Basketball coach Cathy Andruzzi halts a practice play and counsels a player. With a brisk, forward motion of her hand, she simulates a drive through a gaggle of limbs. “You’ve got to step into it. You’ve got to fling that ball if you can’t get through.” The team tries the maneuver again. And again.
The game of basketball is a dance, and Andruzzi knows her choreography. A lifelong player, she admits that the sport never strays far from her thoughts. As the Rams’ new women’s coach (she started in May of 2006, inheriting a team with a lean roster), Andruzzi sees a chance to build a championship team out of a program that has not had a winning season in 10 years. And she plans to build it like she builds everything — from the ground up.
“I grew up on basketball,” Andruzzi says, “My father was a big sports fan and the first time I held a basketball I was very young. I tried a few different sports, but when you grow up on the Lower East Side of New York City, basketball is the game that you play. You have basketball courts in your back yard – not tennis courts. I knew back then what my calling was. I always just loved the game.”
Andruzzi’s first experience with organized teams was through Catholic Youth Organization (CYO) games. She attended Catholic schools and says she felt lucky to have been encouraged by her parents to play the game in an era when women’s sports teams were in their infancy. (Her father, she says, attended every one of her high school games.) She decided to go to Queens College partly because it had a reputable basketball team and a strong coach: Lucille Kyvallos. The ’72-’73 women’s team, in which Andruzzi was a guard, was fresh off the passage of Title IX laws, giving equal access in collegiate athletics to women. The team ended up with a second-place ranking in the Association for Intercollegiate Athletics for Women (AIAW) in the 1973 championship playoffs and went on to a successful decade of “firsts.”

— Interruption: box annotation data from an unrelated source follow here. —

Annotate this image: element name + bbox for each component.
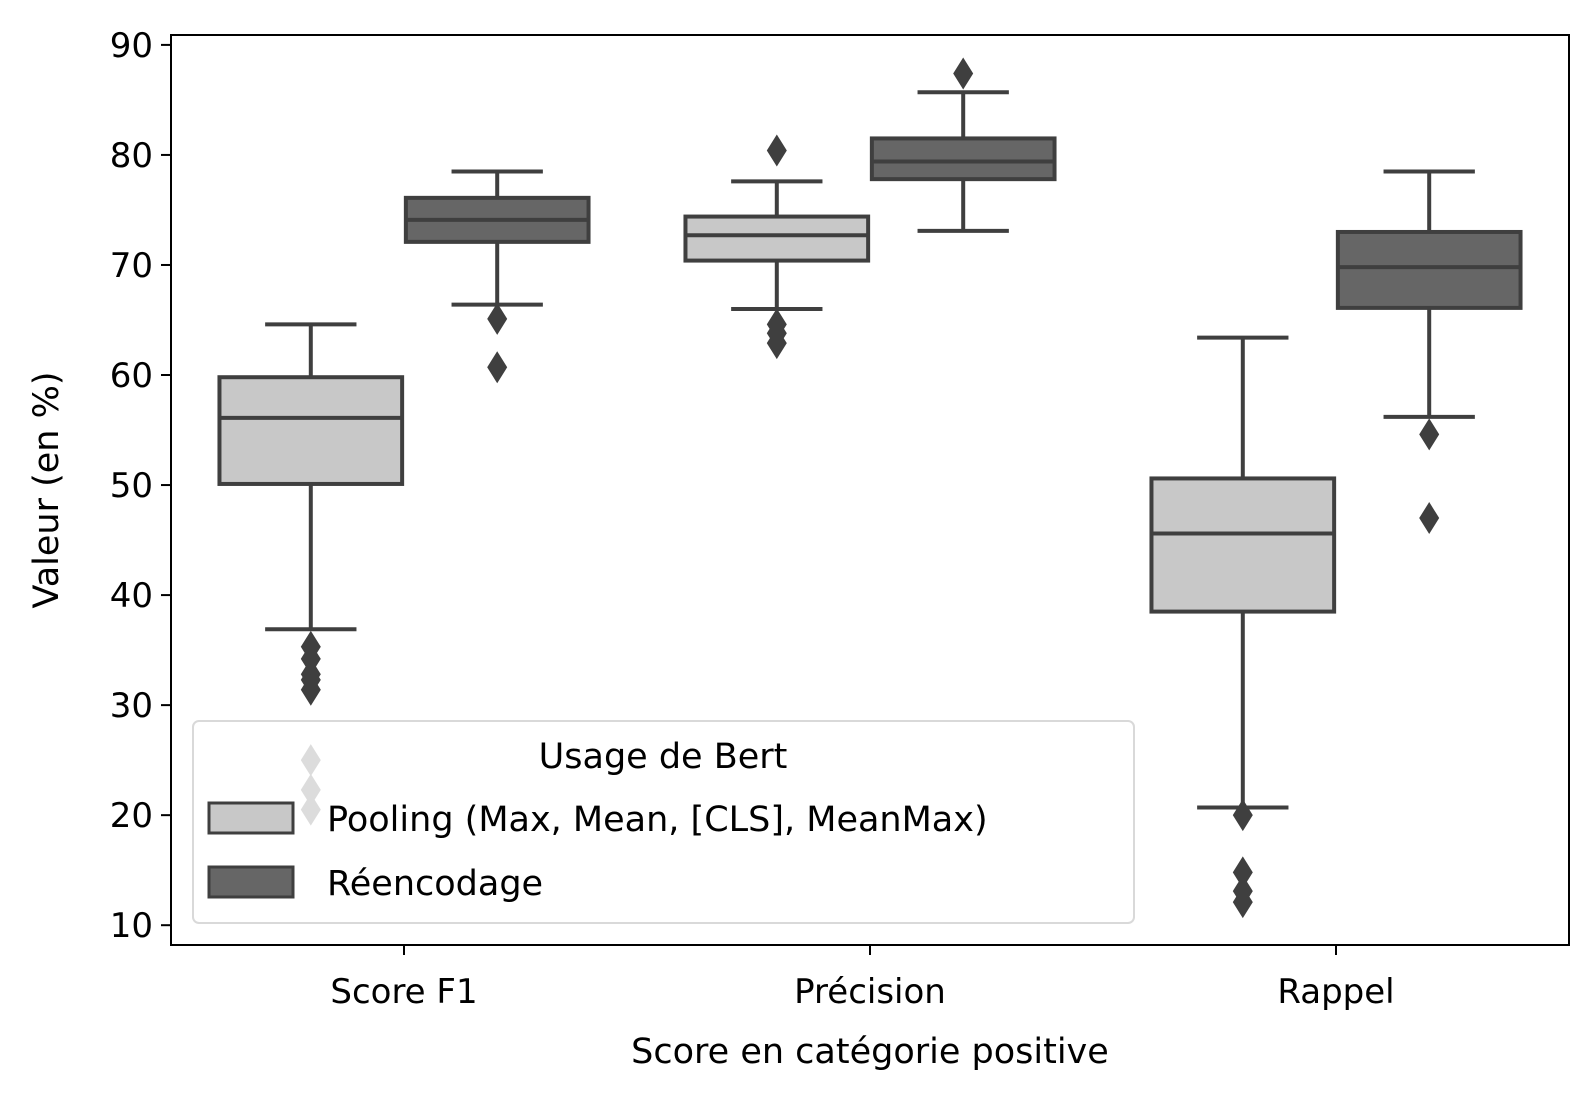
outlier-point — [1419, 418, 1440, 451]
x-tick-label: Score F1 — [330, 972, 477, 1012]
box-pooling-2 — [1149, 335, 1337, 919]
iqr-box — [217, 375, 405, 486]
boxes-layer — [217, 57, 1523, 919]
outlier-point — [766, 327, 787, 360]
outlier-point — [1419, 502, 1440, 535]
y-tick-label: 20 — [110, 796, 153, 836]
axes-layer: 10 20 30 40 50 60 70 80 90 Score F1 Précision Rappe… — [27, 26, 1570, 1072]
outlier-point — [487, 302, 508, 335]
y-tick-label: 60 — [110, 356, 153, 396]
outlier-point — [1232, 799, 1253, 832]
x-axis-label: Score en catégorie positive — [631, 1032, 1109, 1072]
outlier-point — [766, 134, 787, 167]
y-tick-label: 30 — [110, 686, 153, 726]
legend-label: Pooling (Max, Mean, [CLS], MeanMax) — [327, 800, 988, 840]
iqr-box — [1149, 476, 1337, 614]
y-tick-label: 70 — [110, 246, 153, 286]
y-tick-label: 10 — [110, 906, 153, 946]
y-tick-label: 90 — [110, 26, 153, 66]
legend: Usage de Bert Pooling (Max, Mean, [CLS], … — [192, 720, 1135, 924]
outlier-point — [953, 57, 974, 90]
outlier-point — [487, 351, 508, 384]
outlier-point — [1232, 886, 1253, 919]
outlier-point — [1232, 856, 1253, 889]
box-reencodage-2 — [1335, 169, 1523, 535]
iqr-box — [869, 136, 1057, 182]
box-pooling-1 — [683, 134, 871, 360]
y-axis-label: Valeur (en %) — [27, 371, 67, 608]
outlier-point — [300, 673, 321, 706]
iqr-box — [1335, 229, 1523, 310]
box-reencodage-0 — [403, 169, 591, 384]
legend-swatch — [207, 801, 295, 835]
legend-title: Usage de Bert — [539, 737, 788, 777]
y-tick-label: 50 — [110, 466, 153, 506]
box-reencodage-1 — [869, 57, 1057, 233]
iqr-box — [683, 214, 871, 263]
legend-label: Réencodage — [327, 864, 543, 904]
x-tick-label: Rappel — [1277, 972, 1394, 1012]
box-pooling-0 — [217, 322, 405, 826]
plot-frame — [170, 34, 1570, 946]
legend-frame — [192, 720, 1135, 924]
y-tick-label: 40 — [110, 576, 153, 616]
x-tick-label: Précision — [794, 972, 946, 1012]
legend-swatch — [207, 865, 295, 899]
y-tick-label: 80 — [110, 136, 153, 176]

“Lucille Kyvallos was a pioneer in women’s basketball,” Andruzzi said. “She was a fabulous, innovative coach. Back then, she would have us practice against the guys. She was a disciplinarian, a visionary way ahead of her time. She saw women’s basketball where it is today. She gave us the foundation, confidence and knowledge to move up and take risks.”
The women’s game has indeed changed in her lifetime. “In my era, girls were not much encouraged to play sports. When I was a little girl, there weren’t any AAU [Amateur Athletic Union] teams. Now, young girls of 9 and 10 are already playing on travel teams. They are able to develop skills at a very young age – the kind of thing men have been able to do all their lives,” she said.

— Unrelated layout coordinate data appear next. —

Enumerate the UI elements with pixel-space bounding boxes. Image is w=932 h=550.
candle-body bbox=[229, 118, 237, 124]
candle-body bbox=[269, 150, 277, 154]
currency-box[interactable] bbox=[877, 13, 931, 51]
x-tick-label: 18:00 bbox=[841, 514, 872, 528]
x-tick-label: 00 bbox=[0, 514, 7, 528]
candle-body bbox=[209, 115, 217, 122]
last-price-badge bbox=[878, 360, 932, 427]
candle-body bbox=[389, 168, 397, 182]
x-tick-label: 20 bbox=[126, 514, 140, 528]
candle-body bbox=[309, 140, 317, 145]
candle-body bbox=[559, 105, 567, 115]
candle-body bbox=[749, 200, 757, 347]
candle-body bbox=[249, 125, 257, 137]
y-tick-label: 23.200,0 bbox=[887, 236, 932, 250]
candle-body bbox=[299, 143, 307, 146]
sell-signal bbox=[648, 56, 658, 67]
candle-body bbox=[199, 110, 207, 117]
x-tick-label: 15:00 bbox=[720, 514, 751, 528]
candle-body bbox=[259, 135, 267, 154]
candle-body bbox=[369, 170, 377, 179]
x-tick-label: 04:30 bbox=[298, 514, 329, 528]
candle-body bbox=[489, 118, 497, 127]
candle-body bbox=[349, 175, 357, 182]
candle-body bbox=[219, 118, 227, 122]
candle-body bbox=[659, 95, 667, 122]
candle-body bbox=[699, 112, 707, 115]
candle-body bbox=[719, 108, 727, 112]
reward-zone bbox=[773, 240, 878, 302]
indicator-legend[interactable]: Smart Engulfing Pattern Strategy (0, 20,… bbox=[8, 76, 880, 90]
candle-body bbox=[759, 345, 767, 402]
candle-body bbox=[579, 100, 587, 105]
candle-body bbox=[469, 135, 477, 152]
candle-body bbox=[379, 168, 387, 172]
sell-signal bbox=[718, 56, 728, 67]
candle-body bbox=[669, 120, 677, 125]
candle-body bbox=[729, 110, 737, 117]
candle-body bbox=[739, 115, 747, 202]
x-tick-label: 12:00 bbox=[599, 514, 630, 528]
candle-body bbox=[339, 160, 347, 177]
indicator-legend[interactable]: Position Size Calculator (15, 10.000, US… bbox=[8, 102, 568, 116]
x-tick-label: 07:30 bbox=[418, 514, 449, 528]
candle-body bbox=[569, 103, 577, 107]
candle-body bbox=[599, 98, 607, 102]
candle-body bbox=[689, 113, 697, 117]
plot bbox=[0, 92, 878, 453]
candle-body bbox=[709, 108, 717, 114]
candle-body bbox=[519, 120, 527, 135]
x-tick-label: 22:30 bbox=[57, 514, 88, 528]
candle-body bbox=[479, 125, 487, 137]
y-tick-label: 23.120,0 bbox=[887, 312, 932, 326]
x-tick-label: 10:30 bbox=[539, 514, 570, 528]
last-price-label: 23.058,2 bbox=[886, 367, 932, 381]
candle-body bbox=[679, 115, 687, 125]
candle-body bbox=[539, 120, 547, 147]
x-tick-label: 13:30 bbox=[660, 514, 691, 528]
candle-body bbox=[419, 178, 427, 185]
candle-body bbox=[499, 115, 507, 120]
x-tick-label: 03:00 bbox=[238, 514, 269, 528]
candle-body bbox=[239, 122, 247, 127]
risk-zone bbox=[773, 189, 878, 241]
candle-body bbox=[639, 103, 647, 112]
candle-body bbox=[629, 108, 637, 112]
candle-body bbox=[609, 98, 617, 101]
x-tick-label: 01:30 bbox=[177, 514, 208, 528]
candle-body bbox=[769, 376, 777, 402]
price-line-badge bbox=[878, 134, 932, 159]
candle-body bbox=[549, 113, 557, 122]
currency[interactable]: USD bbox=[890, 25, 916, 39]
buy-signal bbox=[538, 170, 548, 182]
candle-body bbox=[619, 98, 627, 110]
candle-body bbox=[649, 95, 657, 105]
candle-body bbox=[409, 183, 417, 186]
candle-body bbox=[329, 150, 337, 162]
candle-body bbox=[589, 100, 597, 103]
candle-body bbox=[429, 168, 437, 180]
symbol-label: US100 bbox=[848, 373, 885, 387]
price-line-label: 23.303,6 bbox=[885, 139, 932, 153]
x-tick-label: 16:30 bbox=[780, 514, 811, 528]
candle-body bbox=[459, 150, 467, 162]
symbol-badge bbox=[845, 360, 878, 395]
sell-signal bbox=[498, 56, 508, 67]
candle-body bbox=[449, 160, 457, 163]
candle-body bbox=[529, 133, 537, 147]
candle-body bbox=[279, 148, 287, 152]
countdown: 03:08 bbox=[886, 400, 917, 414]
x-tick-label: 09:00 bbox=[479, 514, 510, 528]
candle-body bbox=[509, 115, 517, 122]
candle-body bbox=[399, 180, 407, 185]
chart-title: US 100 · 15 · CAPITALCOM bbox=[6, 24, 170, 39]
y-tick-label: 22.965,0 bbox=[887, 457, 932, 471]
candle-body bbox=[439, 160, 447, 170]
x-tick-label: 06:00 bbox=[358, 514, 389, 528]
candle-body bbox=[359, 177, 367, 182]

Andruzzi got her first coaching job in her twenties at Wagner College in Staten Island and quickly moved to East Carolina University, where she coached from 1978 until 1984. At that time, she grew restless to try another career that was still sports-connected, but which incorporated marketing and business. Over the next decade, she worked as a marketing director at Domino’s Pizza, building a $3 million franchise in New Jersey, and easily slipped into the media end of sports at the same time, doing commentary, production and promotions. She created and co-produced the first television special devoted to the National Collegiate Athletic Association (NCAA) women’s basketball tournament in 1996, bringing in Domino’s Pizza as one of the show’s sponsors. That same year, Andruzzi started her own basketball school, the Druzz School, and in 1997 she landed a position as general manager of the Philadelphia Rage of the now-defunct American Basketball League. The following year she became executive director of the NCAA Women’s Final Four, managing a $2 million budget and creating community outreach programs to promote women’s basketball.
“Even when I was marketing, I knew I wanted to help grow the sport,” she said.
Andruzzi’s management skills and talent eventually drew the attention of universities looking to recruit players and hire a coach. Hungry to get back to coaching, she took a job at Rutgers University as assistant coach of the women’s team, and moved to Seton Hall University a year later.
“All the experience that I had running a corporation transferred naturally to coaching,” she said. “In today’s athletic world, it’s all about recruiting, which requires business savvy. Then it is about coaching. Players often underestimate their ability to raise themselves to a totally different level. Those who work at player development—ball handling, shooting, defense skill—are going to flourish.”
An integral part of Andruzzi’s mission at Fordham is to “brand” the women’s team—a mission that she believes in and feels confident in implementing, since she was a basketball player herself.
“Fordham University offers an outstanding academic institution in a top-notch athletic conference (the A-10), in the greatest city in the world,” she said. “My commitment is to impress women’s basketball on the student athlete who is looking for those three things, and make Fordham her destination.”
In addition to helping her team find the limelight, Andruzzi has seen some of it herself. In 2004, she was inducted into the New York City Hall of Fame as a member of the Queen’s College team, the first women’s team to be included.
“I had wonderful teammates that till this day continue to get together,” she said. “We were the essence of team!”